What is Data Mining?
Data Mining is a key process in analyzing the Big Data. It is the computational process of unfolding patterns in the large raw data set which will support making right business decisions and designing strategies for organizational growth.
Raw Data in data mining process could be anything as below:
- CSV files (comma separated values)
- Data warehouse
- Transactional Data
- Text, fact files, etc.
Data mining process is mainly applied on data warehouse (collection of large amount of data) by using query method to generate result. This process identifies relationship between input data, analyzes patterns and extracts information which gets transformed into user understandable format like, dashboard, tables, charts, reports, etc.
The resultant data generated is called “information”, thus it can be concluded that knowledge discovery is the main aim of data mining process.
Figure: Data Mining Process
Lets try to understand the data mining process with an example of Market Basket Analysis. In grocery shop or a mall, the best discount offer to be given to a customer, is decided by analyzing the products which are mostly bought together. For e.g. the customer who buys milk will mostly buys bread.
Having understood a methodology, now lets talk about one of the best tool for data mining – Weka.
What is Weka?
Weka is a data mining visualization tool which contains collection of machine learning algorithms for data mining tasks. It is an open source software issued under the GNU General Public License. It provides result information in the form of chart, tree, table etc.

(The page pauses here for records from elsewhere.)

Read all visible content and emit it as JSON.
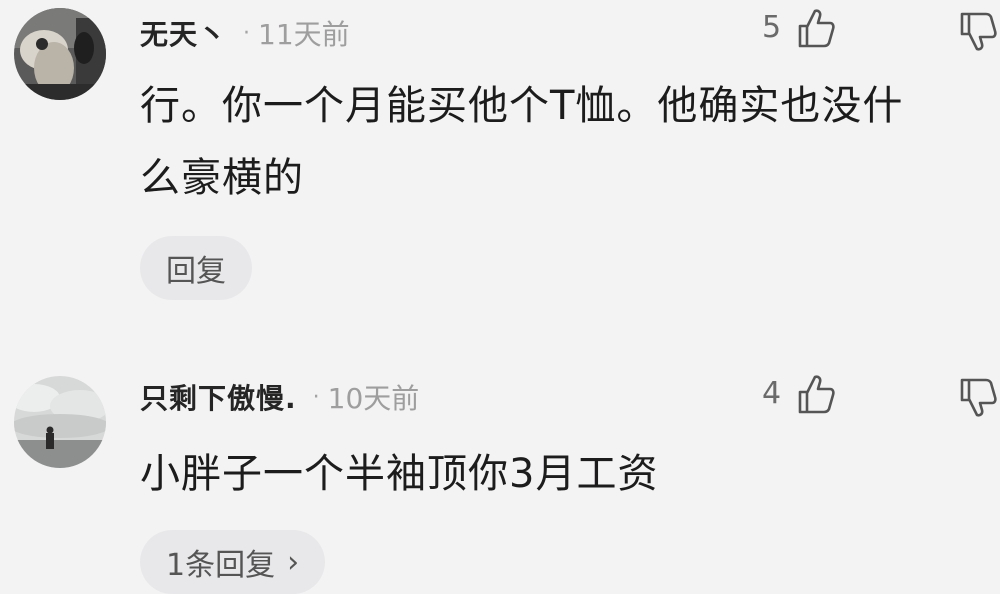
{
  "comments": [
    {
      "username": "无天丶",
      "separator": "·",
      "time": "11天前",
      "likes": "5",
      "text_lines": [
        "行。你一个月能买他个T恤。他确实也没什",
        "么豪横的"
      ],
      "reply_label": "回复",
      "avatar_icon": "photo-avatar-icon"
    },
    {
      "username": "只剩下傲慢.",
      "separator": "·",
      "time": "10天前",
      "likes": "4",
      "text_lines": [
        "小胖子一个半袖顶你3月工资"
      ],
      "reply_label": "1条回复",
      "reply_chevron": "›",
      "avatar_icon": "photo-avatar-icon"
    }
  ],
  "icons": {
    "like": "thumbs-up-icon",
    "dislike": "thumbs-down-icon"
  },
  "colors": {
    "background": "#f4f3f4",
    "pill": "#e8e8ea",
    "text": "#1c1c1c",
    "muted": "#9e9e9e"
  }
}
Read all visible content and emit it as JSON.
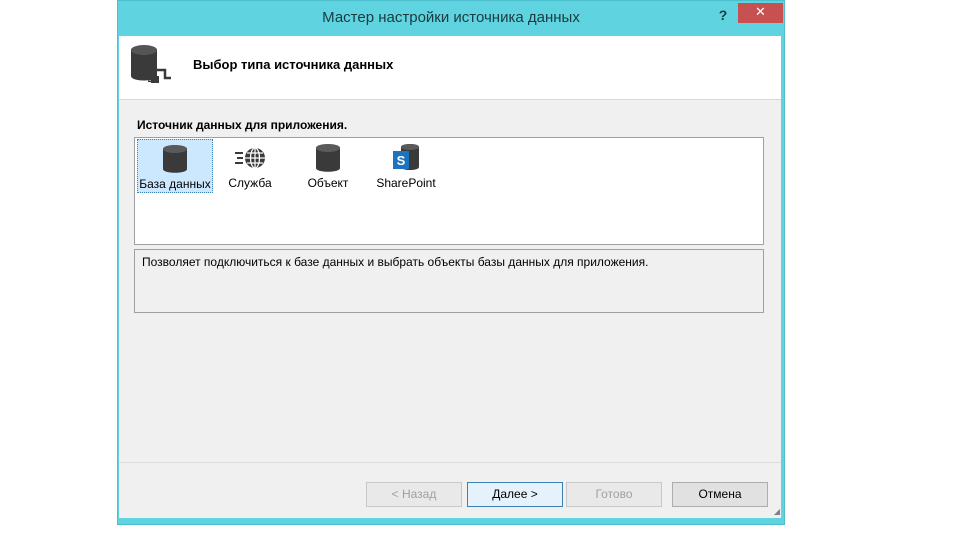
{
  "window": {
    "title": "Мастер настройки источника данных",
    "help_label": "?",
    "close_label": "✕"
  },
  "header": {
    "title": "Выбор типа источника данных",
    "icon": "database-plug-icon"
  },
  "sources": {
    "label": "Источник данных для приложения.",
    "items": [
      {
        "label": "База данных",
        "icon": "database-icon",
        "selected": true
      },
      {
        "label": "Служба",
        "icon": "web-service-icon",
        "selected": false
      },
      {
        "label": "Объект",
        "icon": "object-icon",
        "selected": false
      },
      {
        "label": "SharePoint",
        "icon": "sharepoint-icon",
        "selected": false
      }
    ]
  },
  "description": "Позволяет подключиться к базе данных и выбрать объекты базы данных для приложения.",
  "buttons": {
    "back": "< Назад",
    "next": "Далее >",
    "finish": "Готово",
    "cancel": "Отмена"
  },
  "colors": {
    "titlebar": "#5fd3e0",
    "close": "#c75050",
    "selection": "#cce8ff",
    "sharepoint": "#1e73be"
  }
}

Weka expects the data file to be in Attribute-Relation File Format (ARFF) file. So, first we have to convert any file into ARFF before we start mining with it in Weka.
Features of Weka:
Data Preprocessing: It is cleaning of data while data gathering and selection phase. It removes/adds default value to missing fields and resolve conflicts.
Data Classification and Prediction: It classifies data based on relationship between things and predicts data label. For e.g., A Bank, based on available data of loan, classifies and predicts customer label ‘risky’ or ‘safe’.
Clustering: Group of related data into cluster, used to discover distinct group. For e.g., We have data of weather and based on that we want to decide whether to play outside or not, in such case, using Weka tool we can visualize overall data and can make decision according to the charts.
As shown in above image, current data is loaded from weather.arff file and there are 5 attributes: outlook, temperature, humidity, windy, play. Temperature is the selected attribute and we need to decide about playing, i.e whether to play outside or not. Weka applies data mining on the available data and produces result which is displayed in right corner chart (blue = play outside and red = not play). Chart is used to visualize play attribute with respect to temperature, so as per above “if temperature is 64 to 75 => play outside”.
Weka also provides various data mining techniques like filters, classification and clustering. Here is another example of data mining technique that is classification using J48 algorithm.
Figure: Classification Algorithm
The figure is the result of Classification algorithm J48 in Weka and it displays information in a tree view. By visualization of tree analyzer one can decide to play outside or not.